Michele Placido dopo la conferenza stampa di Il grande sognoInsomma, mentre il compagno di stanza francese continua a parlarmi di Francesca Comencini (a detta di lui il suo film è «semplisemente perfetò») e mentre mi dice che domani (cioè oggi) la intervisterà, io continuo a pensare a Shirin Neshat e al suo splendido film Women Without Men. Non so che destino avrà questo splendido film, non so se questo splendido film vincerà dei premi (ma penso potrebbe piacere ad Ang Lee) ma francamente non mi interessa. Penso solo che questo splendido film sia l’esempio di un mondo che cambia e che si racconta al mondo anche grazie al cinema. Come ha detto Shirin Neshat oggi in conferenza stampa, rispondendo a una mia domanda, il cinema ha la forza di raggiungere lo spettatore, le masse, i cittadini del mondo e ha il potere di resistere. Women Without Men sarà distribuito in Italia dalla Bim, ma io voglio comprare il dvd. E poi vorrei andare in Iran, ma questa è una faccenda vecchia. Difficilmente riuscirò a trovare qualcuno a cui mostrarlo (il film è impegnativo) ma sono convinto che resti un’esperienza liberatoria, gratificante. Si è parlato tanto di politica, di società, di donne, di libertà, ecco, questo film riassume tutte le cifre tematiche di questa Mostra. Senza dimenticare le condizioni in cui il film è stato realizzato, tra censure e soppressioni. Ci sono film iraniani che per essere realizzati devono dichiarare di essere documentari e non film di finzione, e devono dichiarare che gli attori non sono professionisti. «Oggi in Iran un artista è automaticamente un criminale. I film non escono, i libri sono banditi praticamente in uscita, le fotografie rimangono nascoste e la musica inascoltata. Ufficialmente. Per contrastare gli scandali elettorali e non solo del fondamentalista Ahmadinejad oggi la delegazione del film farà la passerella indossando sciarpe o abiti verdi». Coerente e coraggiosa. A dimostrazione che l’arte, il cinema in questo caso, è lo strumento per contrastare chi da anni subisce le soppressioni dei regimi.

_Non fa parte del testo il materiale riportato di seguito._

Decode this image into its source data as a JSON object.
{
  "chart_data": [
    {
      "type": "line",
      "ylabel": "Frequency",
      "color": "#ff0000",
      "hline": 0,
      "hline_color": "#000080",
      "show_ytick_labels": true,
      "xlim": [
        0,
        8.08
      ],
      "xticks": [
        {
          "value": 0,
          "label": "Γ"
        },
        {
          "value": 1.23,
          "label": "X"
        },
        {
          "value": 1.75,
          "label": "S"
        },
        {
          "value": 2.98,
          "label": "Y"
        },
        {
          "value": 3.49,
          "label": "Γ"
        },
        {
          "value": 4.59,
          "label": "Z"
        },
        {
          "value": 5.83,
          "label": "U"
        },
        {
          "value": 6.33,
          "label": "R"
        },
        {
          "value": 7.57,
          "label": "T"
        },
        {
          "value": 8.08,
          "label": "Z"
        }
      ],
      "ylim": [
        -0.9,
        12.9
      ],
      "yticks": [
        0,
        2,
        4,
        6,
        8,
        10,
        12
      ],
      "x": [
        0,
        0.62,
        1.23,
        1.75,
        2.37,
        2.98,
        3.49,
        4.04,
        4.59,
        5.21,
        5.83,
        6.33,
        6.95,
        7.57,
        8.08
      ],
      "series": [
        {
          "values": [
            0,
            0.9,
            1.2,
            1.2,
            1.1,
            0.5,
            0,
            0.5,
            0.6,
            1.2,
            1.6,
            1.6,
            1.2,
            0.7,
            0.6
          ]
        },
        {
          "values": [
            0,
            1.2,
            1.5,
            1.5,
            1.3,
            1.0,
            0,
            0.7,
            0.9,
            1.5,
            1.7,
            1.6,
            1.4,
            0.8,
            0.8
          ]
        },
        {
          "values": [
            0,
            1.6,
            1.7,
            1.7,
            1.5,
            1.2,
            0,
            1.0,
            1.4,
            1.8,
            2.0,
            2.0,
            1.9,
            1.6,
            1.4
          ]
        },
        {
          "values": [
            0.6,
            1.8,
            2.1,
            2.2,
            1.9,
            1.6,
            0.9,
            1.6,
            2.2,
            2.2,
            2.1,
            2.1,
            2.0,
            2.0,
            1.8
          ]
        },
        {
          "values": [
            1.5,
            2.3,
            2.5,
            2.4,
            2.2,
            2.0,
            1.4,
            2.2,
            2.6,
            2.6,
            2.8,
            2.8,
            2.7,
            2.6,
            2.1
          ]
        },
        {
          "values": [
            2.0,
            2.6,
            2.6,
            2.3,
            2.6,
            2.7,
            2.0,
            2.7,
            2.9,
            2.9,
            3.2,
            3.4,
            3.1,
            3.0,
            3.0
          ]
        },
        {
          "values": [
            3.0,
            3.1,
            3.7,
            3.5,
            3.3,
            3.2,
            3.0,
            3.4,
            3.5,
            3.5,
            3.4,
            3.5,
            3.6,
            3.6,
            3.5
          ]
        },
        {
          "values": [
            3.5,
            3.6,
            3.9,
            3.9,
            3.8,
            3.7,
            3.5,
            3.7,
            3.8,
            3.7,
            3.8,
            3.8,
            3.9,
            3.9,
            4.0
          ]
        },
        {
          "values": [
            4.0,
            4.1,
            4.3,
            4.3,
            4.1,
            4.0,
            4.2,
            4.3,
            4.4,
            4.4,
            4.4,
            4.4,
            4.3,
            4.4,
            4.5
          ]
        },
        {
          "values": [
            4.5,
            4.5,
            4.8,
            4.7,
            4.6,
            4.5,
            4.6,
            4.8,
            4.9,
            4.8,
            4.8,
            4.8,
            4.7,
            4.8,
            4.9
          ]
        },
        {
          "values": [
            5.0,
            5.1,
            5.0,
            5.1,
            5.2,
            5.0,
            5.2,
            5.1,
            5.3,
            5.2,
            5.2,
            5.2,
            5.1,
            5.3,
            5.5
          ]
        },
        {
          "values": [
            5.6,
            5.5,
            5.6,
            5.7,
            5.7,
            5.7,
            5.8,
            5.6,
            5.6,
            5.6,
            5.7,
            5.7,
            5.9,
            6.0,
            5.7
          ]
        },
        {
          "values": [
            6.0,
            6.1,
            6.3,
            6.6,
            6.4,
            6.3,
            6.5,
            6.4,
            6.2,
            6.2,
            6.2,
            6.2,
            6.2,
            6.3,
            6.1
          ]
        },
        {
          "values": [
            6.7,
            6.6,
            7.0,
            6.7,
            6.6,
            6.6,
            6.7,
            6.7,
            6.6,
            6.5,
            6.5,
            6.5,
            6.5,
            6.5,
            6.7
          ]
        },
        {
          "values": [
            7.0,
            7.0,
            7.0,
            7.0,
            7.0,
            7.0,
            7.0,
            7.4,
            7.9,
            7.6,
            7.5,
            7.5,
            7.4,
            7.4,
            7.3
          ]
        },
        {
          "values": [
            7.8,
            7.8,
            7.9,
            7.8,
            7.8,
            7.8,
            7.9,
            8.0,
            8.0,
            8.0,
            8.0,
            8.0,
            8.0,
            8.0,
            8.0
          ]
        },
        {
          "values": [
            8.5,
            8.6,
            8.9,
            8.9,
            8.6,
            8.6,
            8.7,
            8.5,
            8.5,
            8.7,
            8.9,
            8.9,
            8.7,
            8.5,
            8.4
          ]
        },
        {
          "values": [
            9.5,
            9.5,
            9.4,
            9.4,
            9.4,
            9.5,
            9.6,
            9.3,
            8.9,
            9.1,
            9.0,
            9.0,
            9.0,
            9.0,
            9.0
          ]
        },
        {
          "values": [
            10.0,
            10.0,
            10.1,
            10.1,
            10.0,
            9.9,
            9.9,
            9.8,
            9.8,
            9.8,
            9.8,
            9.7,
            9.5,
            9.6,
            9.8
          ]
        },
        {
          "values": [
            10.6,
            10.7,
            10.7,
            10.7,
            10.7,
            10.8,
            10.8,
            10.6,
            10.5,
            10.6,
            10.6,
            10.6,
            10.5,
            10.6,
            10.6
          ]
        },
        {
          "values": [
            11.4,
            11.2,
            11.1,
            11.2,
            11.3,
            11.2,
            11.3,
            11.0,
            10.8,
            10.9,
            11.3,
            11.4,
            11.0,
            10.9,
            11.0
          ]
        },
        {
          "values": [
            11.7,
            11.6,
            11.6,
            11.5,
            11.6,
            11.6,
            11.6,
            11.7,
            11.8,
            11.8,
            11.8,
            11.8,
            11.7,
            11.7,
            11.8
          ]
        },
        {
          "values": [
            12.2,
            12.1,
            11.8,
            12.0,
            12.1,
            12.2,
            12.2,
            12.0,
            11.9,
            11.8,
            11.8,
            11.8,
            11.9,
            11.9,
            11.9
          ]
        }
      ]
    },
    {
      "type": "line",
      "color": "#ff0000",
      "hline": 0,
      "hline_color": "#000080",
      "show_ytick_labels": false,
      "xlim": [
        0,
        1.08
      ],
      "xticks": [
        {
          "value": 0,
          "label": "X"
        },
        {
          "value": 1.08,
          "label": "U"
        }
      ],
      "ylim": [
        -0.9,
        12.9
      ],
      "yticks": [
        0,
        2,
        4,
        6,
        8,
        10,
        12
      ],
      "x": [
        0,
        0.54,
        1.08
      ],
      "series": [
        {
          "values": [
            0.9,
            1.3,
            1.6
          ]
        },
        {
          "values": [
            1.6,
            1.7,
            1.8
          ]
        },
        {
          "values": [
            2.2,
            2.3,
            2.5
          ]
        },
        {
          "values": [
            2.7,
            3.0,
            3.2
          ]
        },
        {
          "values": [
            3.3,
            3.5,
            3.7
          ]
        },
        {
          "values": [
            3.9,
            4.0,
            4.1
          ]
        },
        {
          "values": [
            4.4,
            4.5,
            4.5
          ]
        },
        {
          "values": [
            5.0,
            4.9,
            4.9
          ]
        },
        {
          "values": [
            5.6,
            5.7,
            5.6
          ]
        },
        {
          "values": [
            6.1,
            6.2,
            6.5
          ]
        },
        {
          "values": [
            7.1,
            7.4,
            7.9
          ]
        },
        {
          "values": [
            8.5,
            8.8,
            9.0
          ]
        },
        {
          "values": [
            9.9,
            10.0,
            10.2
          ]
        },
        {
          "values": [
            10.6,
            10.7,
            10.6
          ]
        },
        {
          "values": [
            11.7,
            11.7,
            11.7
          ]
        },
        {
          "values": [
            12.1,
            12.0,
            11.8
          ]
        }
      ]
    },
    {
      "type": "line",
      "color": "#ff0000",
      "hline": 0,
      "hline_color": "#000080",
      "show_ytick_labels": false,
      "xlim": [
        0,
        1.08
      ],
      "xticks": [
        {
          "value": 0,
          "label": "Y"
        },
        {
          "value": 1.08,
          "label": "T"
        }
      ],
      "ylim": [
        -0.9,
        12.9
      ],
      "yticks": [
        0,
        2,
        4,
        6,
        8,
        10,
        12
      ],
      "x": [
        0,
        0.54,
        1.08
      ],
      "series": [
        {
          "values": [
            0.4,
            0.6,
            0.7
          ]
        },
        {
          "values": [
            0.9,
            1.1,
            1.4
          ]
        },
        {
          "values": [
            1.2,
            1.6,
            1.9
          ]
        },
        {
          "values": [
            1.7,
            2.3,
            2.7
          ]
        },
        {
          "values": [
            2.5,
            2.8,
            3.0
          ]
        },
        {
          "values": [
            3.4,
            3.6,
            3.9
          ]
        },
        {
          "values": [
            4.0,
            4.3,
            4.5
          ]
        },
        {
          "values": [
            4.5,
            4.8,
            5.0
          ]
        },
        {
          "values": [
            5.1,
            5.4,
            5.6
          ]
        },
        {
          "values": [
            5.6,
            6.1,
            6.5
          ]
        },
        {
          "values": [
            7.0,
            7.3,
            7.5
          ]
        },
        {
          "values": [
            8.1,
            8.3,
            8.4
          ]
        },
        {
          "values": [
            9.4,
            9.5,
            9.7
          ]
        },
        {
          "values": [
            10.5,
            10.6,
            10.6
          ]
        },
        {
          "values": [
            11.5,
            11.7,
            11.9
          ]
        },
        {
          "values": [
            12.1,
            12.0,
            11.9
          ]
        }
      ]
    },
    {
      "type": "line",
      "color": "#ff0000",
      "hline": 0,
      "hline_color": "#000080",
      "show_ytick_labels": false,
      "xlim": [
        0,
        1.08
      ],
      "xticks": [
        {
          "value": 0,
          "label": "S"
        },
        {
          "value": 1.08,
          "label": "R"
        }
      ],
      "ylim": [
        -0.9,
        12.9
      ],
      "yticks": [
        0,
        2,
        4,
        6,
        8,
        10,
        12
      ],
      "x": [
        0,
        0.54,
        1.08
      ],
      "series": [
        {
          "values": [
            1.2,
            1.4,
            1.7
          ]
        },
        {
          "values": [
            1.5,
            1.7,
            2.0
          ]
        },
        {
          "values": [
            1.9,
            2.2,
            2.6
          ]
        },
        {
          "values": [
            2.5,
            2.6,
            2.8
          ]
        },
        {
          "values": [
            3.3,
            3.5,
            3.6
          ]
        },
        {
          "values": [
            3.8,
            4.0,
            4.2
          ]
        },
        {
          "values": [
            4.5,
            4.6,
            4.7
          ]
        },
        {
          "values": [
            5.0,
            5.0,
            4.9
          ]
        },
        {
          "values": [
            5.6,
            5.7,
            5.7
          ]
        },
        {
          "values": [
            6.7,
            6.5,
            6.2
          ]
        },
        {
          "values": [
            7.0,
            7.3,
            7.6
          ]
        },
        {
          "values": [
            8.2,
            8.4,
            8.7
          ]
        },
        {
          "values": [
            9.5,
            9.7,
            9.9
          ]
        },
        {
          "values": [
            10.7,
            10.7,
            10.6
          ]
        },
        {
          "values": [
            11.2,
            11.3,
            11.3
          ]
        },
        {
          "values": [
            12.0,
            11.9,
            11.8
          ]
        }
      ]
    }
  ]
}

È per questo motivo che ho storto un po’ il naso dopo aver visto Il grande sogno di Michele Placido, un film che non vuole denunciare niente, difficilmente possiede la forza per stimolare una riflessione (rivoluzione) e raramente incide nel suo intento. Intendo dire che Placido è più a bravo a tratteggiare l’intimità della maturazione del personaggio di Scamarcio (che è bravo), nella storia d’amore con Jasmine Trinca (che è brava) o nella propria evoluzione/vocazione che l’ha portato a fare l’attore. Non c’è la rabbia di Romanzo criminale e un po’ manca quello sguardo sporco che avrebbe reso il film più avvincente. Ma la storia va presa così com’è, cioè per una storia d’amore verso una ragazza e verso una passione (Scamarcio fa il poliziotto ma vuole diventare attore). Tutto qui. Ma forse è un po’ poco. No?
In compenso ho avuto la conferma che alcuni giornalisti non capiscono niente, eppure hanno un accredito di sostanza, e che certe conferenze stampa fanno abbastanza ridere. Ho l’impressione che intorno a Placido ci fosse un po’ di pregiudizio (i fischi durante l’apparizione del logo Medusa all’inizio dei titoli sono arrivati solo col suo film e non, ad esempio, prima del film con Clooney, un caso? No.) e diciamo pure che lui, a volte, ci mette del suo per non risultare simpatico (guardatevi lo sfogo durante la conferenza stampa), ma è anche vero che alcune domande sono state, come sempre, poco all’altezza della situazione.

Il film di Romero è divertente. Ma forse stava meglio Fuori concorso. È strano che il suo Survival of the Dead sia in concorso e The Informant di Soderbergh no. Aspetto e spero in una delle ultime scommesse, ovvero l’egiziano The Traveler di Ahmed Maher. La Mostra ha ancora qualche pedina da schierare? Spero di si. La locandina e l’idea di base di La doppia ora di Capotondi sembrano ok. Poi c’è ancora Fatih Akin, un film a sorpresa, Tom Ford e Van Dormael. Domani e dopodomani. Oggi c’è l’egiziano.